The new state-of-the-art bridge will include several upgrades. The old bridge has four lanes (two lanes in each direction) and a climbing lane. To better serve traffic, the new bridge will be wider with six lanes (three lanes in each direction) and include emergency lanes on either side.

Steep grades and a lack of shoulders on the existing bridge often resulted in the failure of vehicles causing congestion and delaying emergency vehicles. The emergency lanes of the new bridge will minimise delays, enhance safety and provide access for the emergency vehicles.

The vertical clearance of the bridge will be increased from 155ft (47m) to 200ft (61m) above water. This will enable the entry of the latest Post Panamax ships into the port.

Construction of the major Californian bridge

The earthquake-resistant bridge structure will have towers with semi-circular shaped concrete columns, which are linked by steel shear and tension links. Steel edge girders placed longitudinally and steel floor beams placed transversely will support the bridge deck.

“Upon its completion, the project will cater to the future transportation and cargo demands of the region.”

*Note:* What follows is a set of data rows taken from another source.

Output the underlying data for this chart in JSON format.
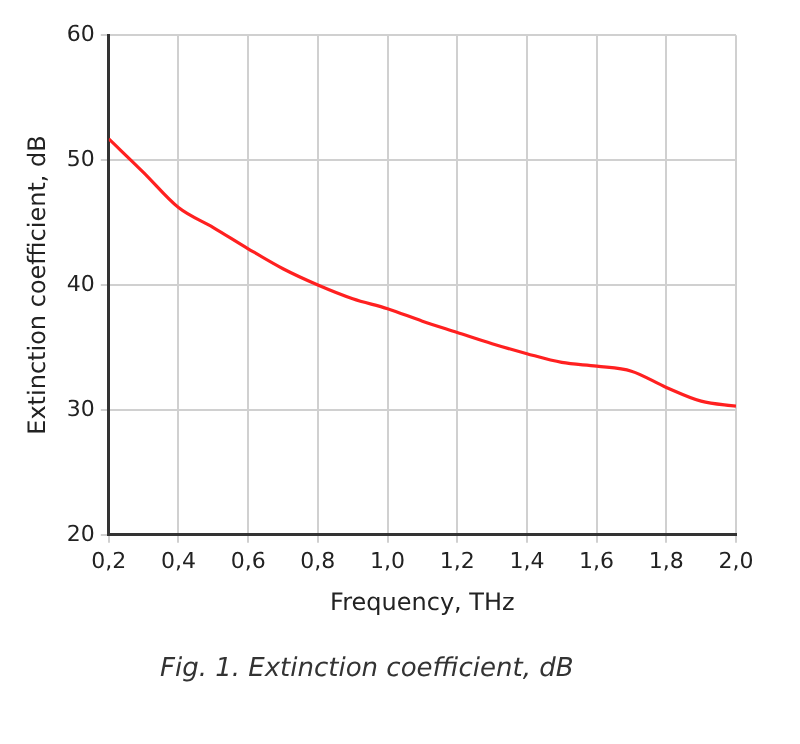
{
  "chart_data": {
    "type": "line",
    "xlabel": "Frequency, THz",
    "ylabel": "Extinction coefficient, dB",
    "annotations": [
      "Fig. 1. Extinction coefficient, dB"
    ],
    "x": [
      0.2,
      0.3,
      0.4,
      0.5,
      0.6,
      0.7,
      0.8,
      0.9,
      1.0,
      1.1,
      1.2,
      1.3,
      1.4,
      1.5,
      1.6,
      1.7,
      1.8,
      1.9,
      2.0
    ],
    "series": [
      {
        "color": "#ff2020",
        "values": [
          51.7,
          49.0,
          46.2,
          44.6,
          42.9,
          41.3,
          40.0,
          38.9,
          38.1,
          37.1,
          36.2,
          35.3,
          34.5,
          33.8,
          33.5,
          33.1,
          31.8,
          30.7,
          30.3
        ]
      }
    ],
    "xlim": [
      0.2,
      2.0
    ],
    "xticks": [
      {
        "value": 0.2,
        "label": "0,2"
      },
      {
        "value": 0.4,
        "label": "0,4"
      },
      {
        "value": 0.6,
        "label": "0,6"
      },
      {
        "value": 0.8,
        "label": "0,8"
      },
      {
        "value": 1.0,
        "label": "1,0"
      },
      {
        "value": 1.2,
        "label": "1,2"
      },
      {
        "value": 1.4,
        "label": "1,4"
      },
      {
        "value": 1.6,
        "label": "1,6"
      },
      {
        "value": 1.8,
        "label": "1,8"
      },
      {
        "value": 2.0,
        "label": "2,0"
      }
    ],
    "ylim": [
      20,
      60
    ],
    "yticks": [
      20,
      30,
      40,
      50,
      60
    ],
    "grid": true,
    "legend": false,
    "marker": "none",
    "line_style": "solid"
  }
}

The deck on the girder side will be supported by a 12m-spaced splayed cables. The bridge’s approaches will be made of concrete segmental box girders. Construction of the bridge will also include approaches and ramps. Design efforts have been focused on the easy transition of alignment from approaches to the bridge and a smooth inclusion of on and off ramps. Pedestrian and bike paths will also be constructed.

Terminal Island East Interchange and the I-710/ Interchange will be rebuilt. The interchanges connecting Ocean Boulevard and SR 710, Pico Avenue, Pier E and Pier D will also be upgraded.

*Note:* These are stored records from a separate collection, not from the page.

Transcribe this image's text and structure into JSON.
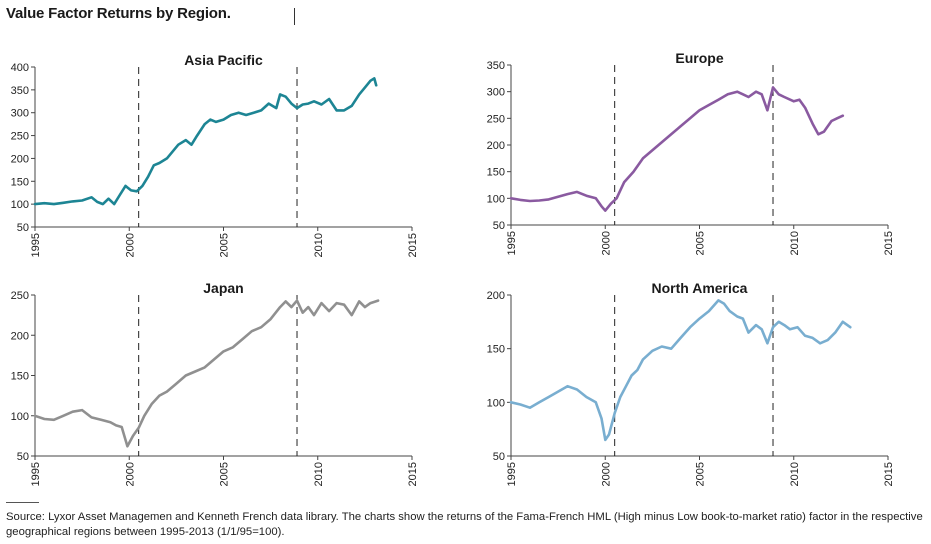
{
  "page": {
    "title": "Value Factor Returns by Region.",
    "source": "Source: Lyxor Asset Managemen and Kenneth French data library. The charts show the returns of the Fama-French HML (High minus Low book-to-market ratio) factor in the respective geographical regions between 1995-2013 (1/1/95=100)."
  },
  "chart_data": [
    {
      "type": "line",
      "title": "Asia Pacific",
      "color": "#1d8594",
      "xlim": [
        1995,
        2015
      ],
      "ylim": [
        50,
        400
      ],
      "xticks": [
        1995,
        2000,
        2005,
        2010,
        2015
      ],
      "yticks": [
        50,
        100,
        150,
        200,
        250,
        300,
        350,
        400
      ],
      "vlines": [
        2000.5,
        2008.9
      ],
      "series": [
        {
          "x": [
            1995,
            1995.5,
            1996,
            1996.5,
            1997,
            1997.5,
            1998,
            1998.3,
            1998.6,
            1998.9,
            1999.2,
            1999.5,
            1999.8,
            2000.1,
            2000.4,
            2000.7,
            2001,
            2001.3,
            2001.6,
            2002,
            2002.3,
            2002.6,
            2003,
            2003.3,
            2003.6,
            2004,
            2004.3,
            2004.6,
            2005,
            2005.4,
            2005.8,
            2006.2,
            2006.6,
            2007,
            2007.4,
            2007.8,
            2008,
            2008.3,
            2008.6,
            2008.9,
            2009.2,
            2009.5,
            2009.8,
            2010.2,
            2010.6,
            2011,
            2011.4,
            2011.8,
            2012.2,
            2012.5,
            2012.8,
            2013,
            2013.1
          ],
          "y": [
            100,
            102,
            100,
            103,
            106,
            108,
            115,
            105,
            100,
            112,
            100,
            120,
            140,
            130,
            128,
            140,
            160,
            185,
            190,
            200,
            215,
            230,
            240,
            230,
            250,
            275,
            285,
            280,
            285,
            295,
            300,
            295,
            300,
            305,
            320,
            310,
            340,
            335,
            320,
            310,
            318,
            320,
            325,
            318,
            330,
            305,
            305,
            315,
            340,
            355,
            370,
            375,
            360
          ]
        }
      ]
    },
    {
      "type": "line",
      "title": "Europe",
      "color": "#8a5aa0",
      "xlim": [
        1995,
        2015
      ],
      "ylim": [
        50,
        350
      ],
      "xticks": [
        1995,
        2000,
        2005,
        2010,
        2015
      ],
      "yticks": [
        50,
        100,
        150,
        200,
        250,
        300,
        350
      ],
      "vlines": [
        2000.5,
        2008.9
      ],
      "series": [
        {
          "x": [
            1995,
            1995.5,
            1996,
            1996.5,
            1997,
            1997.5,
            1998,
            1998.5,
            1999,
            1999.5,
            1999.8,
            2000,
            2000.3,
            2000.6,
            2001,
            2001.5,
            2002,
            2002.5,
            2003,
            2003.5,
            2004,
            2004.5,
            2005,
            2005.5,
            2006,
            2006.5,
            2007,
            2007.3,
            2007.6,
            2008,
            2008.3,
            2008.6,
            2008.9,
            2009.2,
            2009.5,
            2010,
            2010.3,
            2010.6,
            2011,
            2011.3,
            2011.6,
            2012,
            2012.3,
            2012.6
          ],
          "y": [
            100,
            97,
            95,
            96,
            98,
            103,
            108,
            112,
            105,
            100,
            85,
            77,
            90,
            100,
            130,
            150,
            175,
            190,
            205,
            220,
            235,
            250,
            265,
            275,
            285,
            295,
            300,
            295,
            290,
            300,
            295,
            265,
            308,
            295,
            290,
            282,
            285,
            270,
            240,
            220,
            225,
            245,
            250,
            255
          ]
        }
      ]
    },
    {
      "type": "line",
      "title": "Japan",
      "color": "#909090",
      "xlim": [
        1995,
        2015
      ],
      "ylim": [
        50,
        250
      ],
      "xticks": [
        1995,
        2000,
        2005,
        2010,
        2015
      ],
      "yticks": [
        50,
        100,
        150,
        200,
        250
      ],
      "vlines": [
        2000.5,
        2008.9
      ],
      "series": [
        {
          "x": [
            1995,
            1995.5,
            1996,
            1996.5,
            1997,
            1997.5,
            1998,
            1998.5,
            1999,
            1999.3,
            1999.6,
            1999.9,
            2000.2,
            2000.5,
            2000.8,
            2001.2,
            2001.6,
            2002,
            2002.5,
            2003,
            2003.5,
            2004,
            2004.5,
            2005,
            2005.5,
            2006,
            2006.5,
            2007,
            2007.5,
            2008,
            2008.3,
            2008.6,
            2008.9,
            2009.2,
            2009.5,
            2009.8,
            2010.2,
            2010.6,
            2011,
            2011.4,
            2011.8,
            2012.2,
            2012.5,
            2012.8,
            2013.2
          ],
          "y": [
            100,
            96,
            95,
            100,
            105,
            107,
            98,
            95,
            92,
            88,
            86,
            62,
            75,
            85,
            100,
            115,
            125,
            130,
            140,
            150,
            155,
            160,
            170,
            180,
            185,
            195,
            205,
            210,
            220,
            235,
            242,
            235,
            243,
            228,
            235,
            225,
            240,
            230,
            240,
            238,
            225,
            242,
            235,
            240,
            243
          ]
        }
      ]
    },
    {
      "type": "line",
      "title": "North America",
      "color": "#79aed0",
      "xlim": [
        1995,
        2015
      ],
      "ylim": [
        50,
        200
      ],
      "xticks": [
        1995,
        2000,
        2005,
        2010,
        2015
      ],
      "yticks": [
        50,
        100,
        150,
        200
      ],
      "vlines": [
        2000.5,
        2008.9
      ],
      "series": [
        {
          "x": [
            1995,
            1995.5,
            1996,
            1996.5,
            1997,
            1997.5,
            1998,
            1998.5,
            1999,
            1999.5,
            1999.8,
            2000,
            2000.2,
            2000.5,
            2000.8,
            2001.1,
            2001.4,
            2001.7,
            2002,
            2002.5,
            2003,
            2003.5,
            2004,
            2004.5,
            2005,
            2005.5,
            2006,
            2006.3,
            2006.6,
            2007,
            2007.3,
            2007.6,
            2008,
            2008.3,
            2008.6,
            2008.9,
            2009.2,
            2009.5,
            2009.8,
            2010.2,
            2010.6,
            2011,
            2011.4,
            2011.8,
            2012.2,
            2012.6,
            2013
          ],
          "y": [
            100,
            98,
            95,
            100,
            105,
            110,
            115,
            112,
            105,
            100,
            85,
            65,
            70,
            90,
            105,
            115,
            125,
            130,
            140,
            148,
            152,
            150,
            160,
            170,
            178,
            185,
            195,
            192,
            185,
            180,
            178,
            165,
            172,
            168,
            155,
            170,
            175,
            172,
            168,
            170,
            162,
            160,
            155,
            158,
            165,
            175,
            170
          ]
        }
      ]
    }
  ]
}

The complex project plans to continue road, rail and cargo services from and to the port of Long Beach during the construction period. Railway lines, oil wells and thermo power plants along with many other subservices interfering with the project will be relocated.

Gerald Desmond Bridge contractors and funding

In July 2012, Long Beach Board of Harbor Commissioners awarded a $649.5m design-build contract for the project to the SFI JV. The JV is owned by Shimmick Construction (40%), FCC Construction (30%) and Impregilo (30%). Subcontractors include Arup North America and Biggs Cardosa Associates.

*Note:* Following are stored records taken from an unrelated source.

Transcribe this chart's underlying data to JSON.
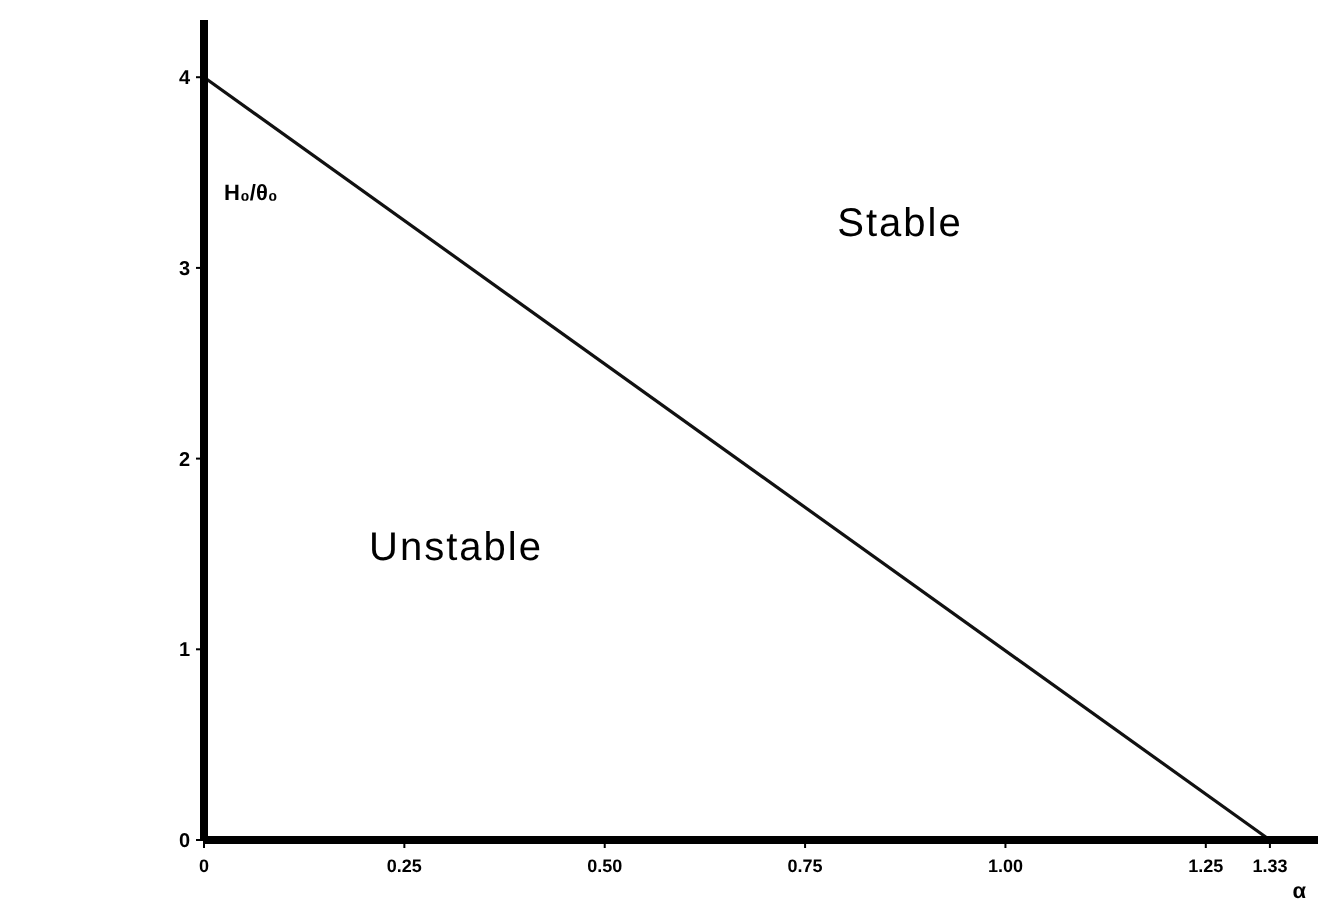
{
  "chart_data": {
    "type": "line",
    "xlabel": "α",
    "ylabel": "H₀/θ₀",
    "x": [
      0,
      1.33
    ],
    "series": [
      {
        "color": "#111111",
        "values": [
          4,
          0
        ]
      }
    ],
    "xlim": [
      0,
      1.39
    ],
    "ylim": [
      0,
      4.3
    ],
    "xticks": [
      0,
      {
        "value": 0.25,
        "label": "0.25"
      },
      {
        "value": 0.5,
        "label": "0.50"
      },
      0.75,
      {
        "value": 1,
        "label": "1.00"
      },
      1.25,
      1.33
    ],
    "yticks": [
      0,
      1,
      2,
      3,
      4
    ],
    "annotations": [
      "Stable",
      "Unstable"
    ],
    "grid": false,
    "marker": "none",
    "line_style": "solid"
  }
}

Denmark-based DISSING+WEITLING is the architect for the bridge. Preliminary engineering services for the main span and approaches of the bridge were provided by the Parsons Corporation and HNTB JV.

The project is being financed through a $325m loan from the Transportation Infrastructure Finance and Innovation Act (TIFIA), $17.3m from LA Metro, $117m from Port of Long Beach, $153.7m from state/Caltrans funds and $675m from federal funds.